Dai Nippon Printing, qui figure en tête du peloton des entreprises du secteur de l’impression, applique désormais ses acquis technologiques au domaine des sciences de la vie, et notamment la médecine régénératrice. Malgré toutes les différences qui les séparent, ces deux champs d’activité présentent un nombre surprenant de points communs.

Mettre la médecine régénératrice à la portée de tous

L’expression médecine régénératrice fait référence à l’emploi de cellules de culture dans le traitement des tissus et des cellules endommagés par une maladie ou un accident. Au Japon, la loi adoptée en avril 2013 pour promouvoir les travaux de recherche dans ce domaine relativement nouveau de la médecine a eu un effet stimulateur sur le secteur public comme privé. Mais seul un petit nombre de technologies, principalement la régénération de la peau et du cartilage (la création de tissu par la culture de cellules prélevées sur le patient en vue de les lui implanter à nouveau), ont débouché sur des applications pratiques. Pour qu’un plus grand nombre de gens puissent bénéficier de la médecine régénératrice, il va falloir attendre que d’autres innovations adviennent sur le front de la technologie.

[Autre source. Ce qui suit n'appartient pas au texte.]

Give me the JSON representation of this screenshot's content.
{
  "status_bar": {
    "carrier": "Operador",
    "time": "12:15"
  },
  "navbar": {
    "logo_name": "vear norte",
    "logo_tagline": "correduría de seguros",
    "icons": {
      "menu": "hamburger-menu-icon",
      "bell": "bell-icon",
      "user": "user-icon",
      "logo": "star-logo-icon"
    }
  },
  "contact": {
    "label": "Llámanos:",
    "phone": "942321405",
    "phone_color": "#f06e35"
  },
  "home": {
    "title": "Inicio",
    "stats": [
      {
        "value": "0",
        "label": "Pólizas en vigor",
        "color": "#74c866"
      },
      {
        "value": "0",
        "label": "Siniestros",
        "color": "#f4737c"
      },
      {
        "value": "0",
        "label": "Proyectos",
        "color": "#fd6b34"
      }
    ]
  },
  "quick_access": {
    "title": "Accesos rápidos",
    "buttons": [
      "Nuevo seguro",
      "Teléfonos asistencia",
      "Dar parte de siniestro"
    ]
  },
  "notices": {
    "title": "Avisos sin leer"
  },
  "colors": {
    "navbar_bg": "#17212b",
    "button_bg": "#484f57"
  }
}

Shimizu Yûji, directeur général du laboratoire des sciences de la vie de Dai Nippon Printing (à gauche) et Tsuchiya Katsunori, un dirigeant du laboratoire.

Au fil des ans, Dai Nippon Printing, qui est l’un des plus gros imprimeurs du Japon, a mis au point divers procédés qui lui servent maintenant à concevoir des techniques de production à grande échelle de cellules, grâce à quoi le prix de la médecine régénératrice pourrait baisser.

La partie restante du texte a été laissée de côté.